Тут же перезвонил Жукову. Договорились с ним насчёт поездки в Городню и ещё он мне доложил, что на следующей неделе будет готов привезти мне цемент и арматуру на баню.
— Мог бы и в понедельник, но объект важнее, — добавил он.
— Очень хорошо, Евгений Семёнович, — обрадовался я. — Можно и во вторник, и в среду. Как вам будет удобно, я под вас подстроюсь.
— Я тебе там ещё и вязанки докину, чтоб вам не искать.
— Спасибо.
— Кстати… Я не смог вьетнамцев официально подключить к строительству. Бригада есть, но оплатить их работу через СМУ не получится.
— И сколько им надо будет заплатить за работу? — уточнил я.
— Не разговаривал ещё. Но не больше шестидесяти тысяч. Или еще меньше, если только часть работ на объекте будут делать.
— Узнайте точно, пожалуйста, Евгений Семёнович. Это же надо будет с начальством согласовывать.
— Вы им скажите, что если они решат заплатить вьетнамцам, то бригада СМУ останется без работы. Могу их тогда на личные объекты ваши кинуть. Ту же баню вам построить, например.
— Интересно девки пляшут, — усмехнулся я. — Хорошо, обязательно скажу.
И на прощание сказал прорабу, что у меня домашний телефон спаренный и попросил ничего такого не обсуждать при звонке домой от греха подальше.
Вернувшись домой, застал у нас маму и Ахмада. Они ждали меня.
— У генерала Балдина в субботу день рождения, — выдала мама, я ещё раздеться не успел. — Что будем делать? Как поздравлять?
— Можно было бы в пятницу на службу подарок завести, — задумался я, раздеваясь. — Но заранее ведь не поздравляют?
— Да какая разница! — махнул рукой Ахмад. — Главное — поздравить. Он сколько для нас сделал…
— Это факт, — согласился я, проходя на кухню. — Ну, давайте, я съезжу в пятницу после монтажа на ЗИЛе в Министерство обороны. Готовьте свой подарок. Может, ещё бабуле позвонить? Вдруг она тоже захочет ему что-то передать?
— Не вдруг, а точно захочет, — уверенно ответил Ахмад. — Я тогда в деревню завтра вечером, а ты позвони ей на работу, предупреди, — обратился он к маме.
Определившись, они пожелали нам спокойной ночи и ушли, обсуждая, стоит ли маме тоже завтра ехать в деревню. Ей хотелось бы, а Ахмад отговаривал.
— Лежи, отдыхай, — настаивал он. — Какой смысл туда-обратно со мной мотаться?
— Тебе же врач сказал, что всё нормально, — возражала ему мама. — А я хоть стариков навещу.
— Вот завтра нам опять на приём, и я спрошу про машину… — пригрозил он ей.
Закрыл за ними дверь и рассмеялся. Приятно, когда люди друг о друге заботятся.
Попытался начать писать фельетон про несунов. Но смешно у меня никак не получалось. Ну, допустим, растишь ты одна детей, понимаю, тяжело, ну принесла с работы пакет молока, батон хлеба, кусочек масла сливочного… Но украсть у маленьких детей двадцать килограммов еды за один день! Это понять невозможно. Но название все же придумал ударное: 'Сколько весит совесть?".

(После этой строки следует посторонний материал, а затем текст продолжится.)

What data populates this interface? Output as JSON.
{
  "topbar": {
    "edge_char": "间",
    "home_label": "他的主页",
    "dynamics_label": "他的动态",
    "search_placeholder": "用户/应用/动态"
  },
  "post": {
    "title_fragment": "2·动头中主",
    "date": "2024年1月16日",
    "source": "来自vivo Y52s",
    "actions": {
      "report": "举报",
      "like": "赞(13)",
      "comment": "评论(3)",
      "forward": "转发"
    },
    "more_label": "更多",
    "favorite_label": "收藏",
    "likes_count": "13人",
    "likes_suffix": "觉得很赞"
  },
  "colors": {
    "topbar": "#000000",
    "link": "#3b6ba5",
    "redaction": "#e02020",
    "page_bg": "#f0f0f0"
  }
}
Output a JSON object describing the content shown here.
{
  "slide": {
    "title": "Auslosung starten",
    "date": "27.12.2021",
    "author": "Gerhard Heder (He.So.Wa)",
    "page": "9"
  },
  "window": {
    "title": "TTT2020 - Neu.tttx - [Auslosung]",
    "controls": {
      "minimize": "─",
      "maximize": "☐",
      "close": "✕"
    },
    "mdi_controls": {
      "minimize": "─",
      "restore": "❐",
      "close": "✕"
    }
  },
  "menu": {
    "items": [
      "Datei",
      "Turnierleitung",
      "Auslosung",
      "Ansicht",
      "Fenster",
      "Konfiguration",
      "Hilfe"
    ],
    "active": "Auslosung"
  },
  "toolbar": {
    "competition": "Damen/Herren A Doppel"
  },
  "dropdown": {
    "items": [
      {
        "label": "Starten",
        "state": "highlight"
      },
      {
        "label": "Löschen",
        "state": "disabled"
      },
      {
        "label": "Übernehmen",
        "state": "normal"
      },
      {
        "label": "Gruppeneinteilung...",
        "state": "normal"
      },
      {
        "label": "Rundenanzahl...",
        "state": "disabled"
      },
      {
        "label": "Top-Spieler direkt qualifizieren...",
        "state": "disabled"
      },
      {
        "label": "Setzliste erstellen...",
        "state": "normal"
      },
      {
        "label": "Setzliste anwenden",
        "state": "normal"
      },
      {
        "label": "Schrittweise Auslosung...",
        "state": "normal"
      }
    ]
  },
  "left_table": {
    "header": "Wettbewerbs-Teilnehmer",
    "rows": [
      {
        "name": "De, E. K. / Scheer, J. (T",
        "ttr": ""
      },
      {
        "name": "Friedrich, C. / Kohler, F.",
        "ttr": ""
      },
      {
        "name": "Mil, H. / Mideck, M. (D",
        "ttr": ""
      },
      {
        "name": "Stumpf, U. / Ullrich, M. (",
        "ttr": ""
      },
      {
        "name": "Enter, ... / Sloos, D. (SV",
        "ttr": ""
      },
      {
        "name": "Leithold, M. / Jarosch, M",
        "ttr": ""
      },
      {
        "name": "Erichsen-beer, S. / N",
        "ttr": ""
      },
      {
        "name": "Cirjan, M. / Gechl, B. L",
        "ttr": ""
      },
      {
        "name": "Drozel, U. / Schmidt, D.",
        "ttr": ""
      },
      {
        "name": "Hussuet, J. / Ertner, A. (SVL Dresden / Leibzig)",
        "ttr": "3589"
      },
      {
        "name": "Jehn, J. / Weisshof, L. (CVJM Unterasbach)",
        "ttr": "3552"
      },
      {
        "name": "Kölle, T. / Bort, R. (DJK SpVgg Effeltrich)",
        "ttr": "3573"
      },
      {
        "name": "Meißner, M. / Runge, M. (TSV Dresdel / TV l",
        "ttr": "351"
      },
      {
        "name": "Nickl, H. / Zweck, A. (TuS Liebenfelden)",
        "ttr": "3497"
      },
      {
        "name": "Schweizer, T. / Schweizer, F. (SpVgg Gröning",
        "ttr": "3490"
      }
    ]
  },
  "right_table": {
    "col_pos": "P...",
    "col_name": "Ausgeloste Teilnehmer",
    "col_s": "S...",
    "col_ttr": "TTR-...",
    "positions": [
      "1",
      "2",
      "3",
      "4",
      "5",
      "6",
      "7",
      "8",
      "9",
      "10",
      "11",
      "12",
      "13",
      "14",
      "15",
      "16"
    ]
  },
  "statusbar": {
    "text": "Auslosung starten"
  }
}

В четверг с утра позвонил Фирдаусу и поинтересовался, не нужен ли ему будет переводчик в магазине в ближайшее время? А то если нужен, я только сегодня могу.
— Да, как раз понадобится, — довольно быстро сообразил он. — Сможешь часам к одиннадцати к магазину подъехать?
— Хорошо, договорились, технический словарь брать? — для поддержания легенды спросил я.
— Конечно, бери.
В одиннадцать мы с ним уже выбирали в «Берёзке» генералу Балдину подарок.
— Обычной бутылки мало, — прошептал я ему. — Надо что-то хорошее и приличного размера.
Фирдаус показал на здоровенную бутылку Чивас Ригал. На три литра. И выдержка двадцатилетняя… То, что надо!
— Годится, — сказал я. Добавлю к этому бутылку отечественного пятидесятилетнего коньяка и будет то, что надо. За тот шикарный антикварный стол, что он мне подогнал, надо очень серьезный подарок в ответ дарить.
Прошлись еще вдоль прилавков. Памперсы, как же без них, да еще кое-что по мелочи, включая жевательные резинки, детей баловать. И Аришку ту же, и Родьку, и пацанов Тараса.
Мы расплатились и вышли на улицу.
— Спасибо, очень выручил, — протянул я ему сто рублей.
— Лучшее ты мне должен теперь будешь, — хитро улыбнулся зять. — Согласен взять лекциями по экономике.
— Это вымогательство! — рассмеялся я, и мы с ним попрощались, предварительно договорившись об очередной лекции в субботу так же в одиннадцать.
До лекции от общества «Знание» оставалось ещё прилично времени. Решил съездить в Пролетарский райком. Созвонился с Сатчаном, а он меня пригласил в кафе на обед с Бортко. Это даже и лучше, не придётся два раза всё объяснять.
Москва.
Вчера, получив заветное письмо из рук директрисы магазина, где работает Виктор, Лина отправилась на Лубянку. Она не знала, к кому ей обращаться, кто занимается делом её жениха, но с завидной настойчивостью и упорством всё выяснила, и добилась того, чтобы у неё приняли это письмо. За ней вышел капитан Туголуков и проводил к себе в кабинет. Она и слезу пускала, и оделась специально, как сосед научил, как строгая и скромная училка. Но он ей так ничего и не сказал конкретного. Только принял письмо с работы и всё.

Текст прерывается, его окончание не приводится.